Она могла сопоставить все ноты, просто взглянув на них, но девушка так долго держалась в стороне от этого, что могла упустить или не заметить некоторые части. А вот при игре на инструменте эти «странные» части можно было бы легко обнаружить.
Хайнер, наблюдавший за колеблющейся Аннет, предложил:
— Просто чтобы увериться, почему бы тебе не попробовать? В ближайшей церкви есть рояль… Если только согласишься.
Действительно, его слова были логичны. Она и сама считала, что лучше попробовать, чем не пытаться вовсе. Проблема была в том, что она не была уверена, что сможет... играть на инструменте.
Прошло много времени с тех пор, как она в последний раз играла. Побег с вечеринки, на которой был Феликс Кафка, был последней неудачей на её памяти.
Но хоть убей, перед Хайнером она не могла заикнуться о том, что чувствует полное отчуждение от музыкального инструмента. На карту была поставлена безопасность её страны и жизни многих других людей. В такой ситуации не имело смысла оправдываться подобным образом.
Казалось, она задавалась вопросом, в чём проблема. Это ведь она сама так думала.
— …Да, с удовольствием.
Аннет, наконец, согласилась с улыбкой.
***
В тот же день Аннет и Хайнер поехали на военной машине в ближайшую церковь. Все окна машины были закрыты плотными шторами. Машина грохотала на ходу. В темноте салона они сидели на близком расстоянии друг от друга, на краю сидений.
Аннет сцепила руки на коленях, молча опустив глаза. Она не могла смотреть в окно, поэтому ничего не оставалось, кроме как погрузиться в мысли.
Казалось, прошло очень много времени с тех пор, как она была в церкви. На самом деле, она пропустила всего два воскресенья. Это ощущалось довольно странно. Она не была в церкви много лет после революции, но теперь на сердце у неё было так неспокойно оттого, что она не явилась всего два раза.
— Ты давно посещаешь церковь, не так ли? — словно читая её мысли, просил Хайнер.
— … что?
— Церковь здесь, в тылу.
— А, да. Каждую неделю…
— А в Синтии?
— Нет, я редко ходила в церковь в Синтии.

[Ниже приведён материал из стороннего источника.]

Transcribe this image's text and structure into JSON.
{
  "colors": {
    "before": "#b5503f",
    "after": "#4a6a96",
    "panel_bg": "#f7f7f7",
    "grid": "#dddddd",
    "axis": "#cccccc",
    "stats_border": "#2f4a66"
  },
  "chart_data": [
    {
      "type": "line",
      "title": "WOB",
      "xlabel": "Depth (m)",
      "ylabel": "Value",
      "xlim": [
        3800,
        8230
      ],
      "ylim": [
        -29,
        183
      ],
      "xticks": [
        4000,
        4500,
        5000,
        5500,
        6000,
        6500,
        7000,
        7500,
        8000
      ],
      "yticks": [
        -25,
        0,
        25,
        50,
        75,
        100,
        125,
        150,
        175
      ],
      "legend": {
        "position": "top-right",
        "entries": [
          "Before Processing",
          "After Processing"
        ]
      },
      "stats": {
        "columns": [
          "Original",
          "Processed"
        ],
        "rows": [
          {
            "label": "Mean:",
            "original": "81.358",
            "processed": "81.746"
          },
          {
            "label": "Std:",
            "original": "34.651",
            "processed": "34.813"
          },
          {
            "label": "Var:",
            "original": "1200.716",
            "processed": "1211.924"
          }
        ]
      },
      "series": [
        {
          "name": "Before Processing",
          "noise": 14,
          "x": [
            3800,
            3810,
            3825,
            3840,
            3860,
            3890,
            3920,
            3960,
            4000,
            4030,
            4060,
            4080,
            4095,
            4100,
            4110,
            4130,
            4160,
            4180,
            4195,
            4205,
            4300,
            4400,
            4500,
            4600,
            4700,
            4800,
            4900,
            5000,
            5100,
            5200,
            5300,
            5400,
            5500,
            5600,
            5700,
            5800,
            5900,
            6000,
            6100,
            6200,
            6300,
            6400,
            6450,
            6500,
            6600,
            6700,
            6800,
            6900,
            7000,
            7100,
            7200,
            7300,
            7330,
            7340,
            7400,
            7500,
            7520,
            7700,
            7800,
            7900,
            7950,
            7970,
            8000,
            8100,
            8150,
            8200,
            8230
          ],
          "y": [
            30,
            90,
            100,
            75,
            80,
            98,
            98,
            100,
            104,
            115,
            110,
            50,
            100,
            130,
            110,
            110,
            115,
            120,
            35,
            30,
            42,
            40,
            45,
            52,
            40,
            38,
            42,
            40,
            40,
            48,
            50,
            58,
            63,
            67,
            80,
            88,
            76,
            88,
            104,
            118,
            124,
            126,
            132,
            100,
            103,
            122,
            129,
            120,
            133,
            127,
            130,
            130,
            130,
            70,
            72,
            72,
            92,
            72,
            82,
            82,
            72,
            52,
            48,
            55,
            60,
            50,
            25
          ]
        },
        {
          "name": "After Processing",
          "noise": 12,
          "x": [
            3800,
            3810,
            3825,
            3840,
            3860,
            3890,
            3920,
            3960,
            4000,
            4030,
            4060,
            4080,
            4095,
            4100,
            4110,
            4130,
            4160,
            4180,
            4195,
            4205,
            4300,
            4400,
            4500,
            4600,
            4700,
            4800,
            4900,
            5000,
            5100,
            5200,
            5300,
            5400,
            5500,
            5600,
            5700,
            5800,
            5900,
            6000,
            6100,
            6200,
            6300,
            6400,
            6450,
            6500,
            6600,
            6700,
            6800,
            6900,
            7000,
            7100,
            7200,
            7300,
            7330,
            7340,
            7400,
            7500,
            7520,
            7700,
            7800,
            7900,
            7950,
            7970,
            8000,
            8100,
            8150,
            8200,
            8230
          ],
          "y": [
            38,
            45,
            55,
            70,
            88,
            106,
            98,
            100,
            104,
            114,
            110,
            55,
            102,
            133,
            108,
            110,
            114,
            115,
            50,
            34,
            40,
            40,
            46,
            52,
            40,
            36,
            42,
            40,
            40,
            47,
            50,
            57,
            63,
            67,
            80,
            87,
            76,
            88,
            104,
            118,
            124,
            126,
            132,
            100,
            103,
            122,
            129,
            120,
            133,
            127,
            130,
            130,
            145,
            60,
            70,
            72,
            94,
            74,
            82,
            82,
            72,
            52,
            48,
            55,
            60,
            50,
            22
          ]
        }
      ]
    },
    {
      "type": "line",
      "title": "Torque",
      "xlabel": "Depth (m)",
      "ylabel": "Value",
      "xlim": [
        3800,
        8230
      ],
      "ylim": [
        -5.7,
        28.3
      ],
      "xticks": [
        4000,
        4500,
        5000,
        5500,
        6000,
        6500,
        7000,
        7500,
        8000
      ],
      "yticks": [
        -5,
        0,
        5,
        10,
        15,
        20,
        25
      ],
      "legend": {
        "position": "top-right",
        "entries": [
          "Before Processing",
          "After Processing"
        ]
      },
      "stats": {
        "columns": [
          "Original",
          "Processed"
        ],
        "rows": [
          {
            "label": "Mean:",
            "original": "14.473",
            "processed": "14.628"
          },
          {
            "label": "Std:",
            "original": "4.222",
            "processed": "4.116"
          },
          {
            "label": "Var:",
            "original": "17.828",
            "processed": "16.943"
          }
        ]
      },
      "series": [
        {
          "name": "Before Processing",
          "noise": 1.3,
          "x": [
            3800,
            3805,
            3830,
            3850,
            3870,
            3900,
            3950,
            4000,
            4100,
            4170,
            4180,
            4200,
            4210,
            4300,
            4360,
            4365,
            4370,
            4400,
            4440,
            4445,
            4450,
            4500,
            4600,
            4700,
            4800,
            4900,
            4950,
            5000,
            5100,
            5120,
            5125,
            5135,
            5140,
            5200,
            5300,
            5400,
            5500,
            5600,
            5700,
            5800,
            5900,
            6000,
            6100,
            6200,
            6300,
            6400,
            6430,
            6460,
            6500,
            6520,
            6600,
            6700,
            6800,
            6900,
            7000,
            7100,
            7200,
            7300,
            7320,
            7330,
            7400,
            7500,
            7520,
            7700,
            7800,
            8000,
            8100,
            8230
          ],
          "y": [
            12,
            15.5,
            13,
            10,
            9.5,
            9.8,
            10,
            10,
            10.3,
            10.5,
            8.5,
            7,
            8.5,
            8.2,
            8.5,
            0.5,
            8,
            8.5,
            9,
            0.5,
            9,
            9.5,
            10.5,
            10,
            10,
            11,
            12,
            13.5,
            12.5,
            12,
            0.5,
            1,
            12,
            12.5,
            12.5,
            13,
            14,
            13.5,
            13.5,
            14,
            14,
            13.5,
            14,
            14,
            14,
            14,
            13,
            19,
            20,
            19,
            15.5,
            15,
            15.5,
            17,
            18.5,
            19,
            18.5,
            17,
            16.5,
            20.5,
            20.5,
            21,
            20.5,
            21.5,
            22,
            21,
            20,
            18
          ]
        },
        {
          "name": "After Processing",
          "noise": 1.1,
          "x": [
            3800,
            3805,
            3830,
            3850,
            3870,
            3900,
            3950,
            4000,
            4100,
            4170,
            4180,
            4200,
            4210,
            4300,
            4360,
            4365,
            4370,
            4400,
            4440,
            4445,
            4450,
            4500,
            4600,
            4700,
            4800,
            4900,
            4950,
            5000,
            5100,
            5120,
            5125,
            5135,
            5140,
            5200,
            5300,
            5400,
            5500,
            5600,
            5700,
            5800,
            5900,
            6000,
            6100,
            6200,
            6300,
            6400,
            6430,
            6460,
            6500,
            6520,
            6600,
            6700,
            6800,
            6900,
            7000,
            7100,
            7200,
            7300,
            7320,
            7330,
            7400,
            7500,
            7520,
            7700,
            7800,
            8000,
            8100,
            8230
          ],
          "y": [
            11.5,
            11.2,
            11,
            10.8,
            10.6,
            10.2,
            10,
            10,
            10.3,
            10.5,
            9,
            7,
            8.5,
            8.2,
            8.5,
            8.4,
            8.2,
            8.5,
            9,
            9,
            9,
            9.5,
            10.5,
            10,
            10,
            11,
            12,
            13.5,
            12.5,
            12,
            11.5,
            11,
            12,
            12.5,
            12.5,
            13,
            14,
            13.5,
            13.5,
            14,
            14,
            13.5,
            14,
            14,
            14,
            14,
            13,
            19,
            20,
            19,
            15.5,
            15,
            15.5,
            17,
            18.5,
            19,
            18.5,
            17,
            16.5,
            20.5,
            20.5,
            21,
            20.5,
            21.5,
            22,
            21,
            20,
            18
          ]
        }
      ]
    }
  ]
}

— Тогда почему ты снова начала ходить в церковь здесь? Ты ведь давно не посещала службы.
Аннет на мгновение заколебалась.
— Я думал, ты равнодушна к религии. — небрежно добавил Хайнер.
— Я была равнодушна. Ну, не то чтобы я снова стала религиозной.
— Как солдаты-атеисты ходят в церковь на поле боя, так и ты?
— Наверное, да. Мне нужно место для разговора, так что…
— О чём ты?
— Я… в целом.
— Расскажи мне.
— Что?
— Всё это.
В этот момент Аннет посмотрела на него в недоумении. У Хайнера было задумчивое выражение лица.
— Почему?
— Ты сказала, что тебе нужно место, чтобы поговорить.
— Я не собираюсь говорить всё Вашему превосходительству.
— Почему нет?
Потеряв дар речи, Аннет закусила губу.
«О чём он вообще…?»
Она не поняла, какого чёрта выпытывает у неё Главнокомандующий. Аннет скрестила руки и склонила голову.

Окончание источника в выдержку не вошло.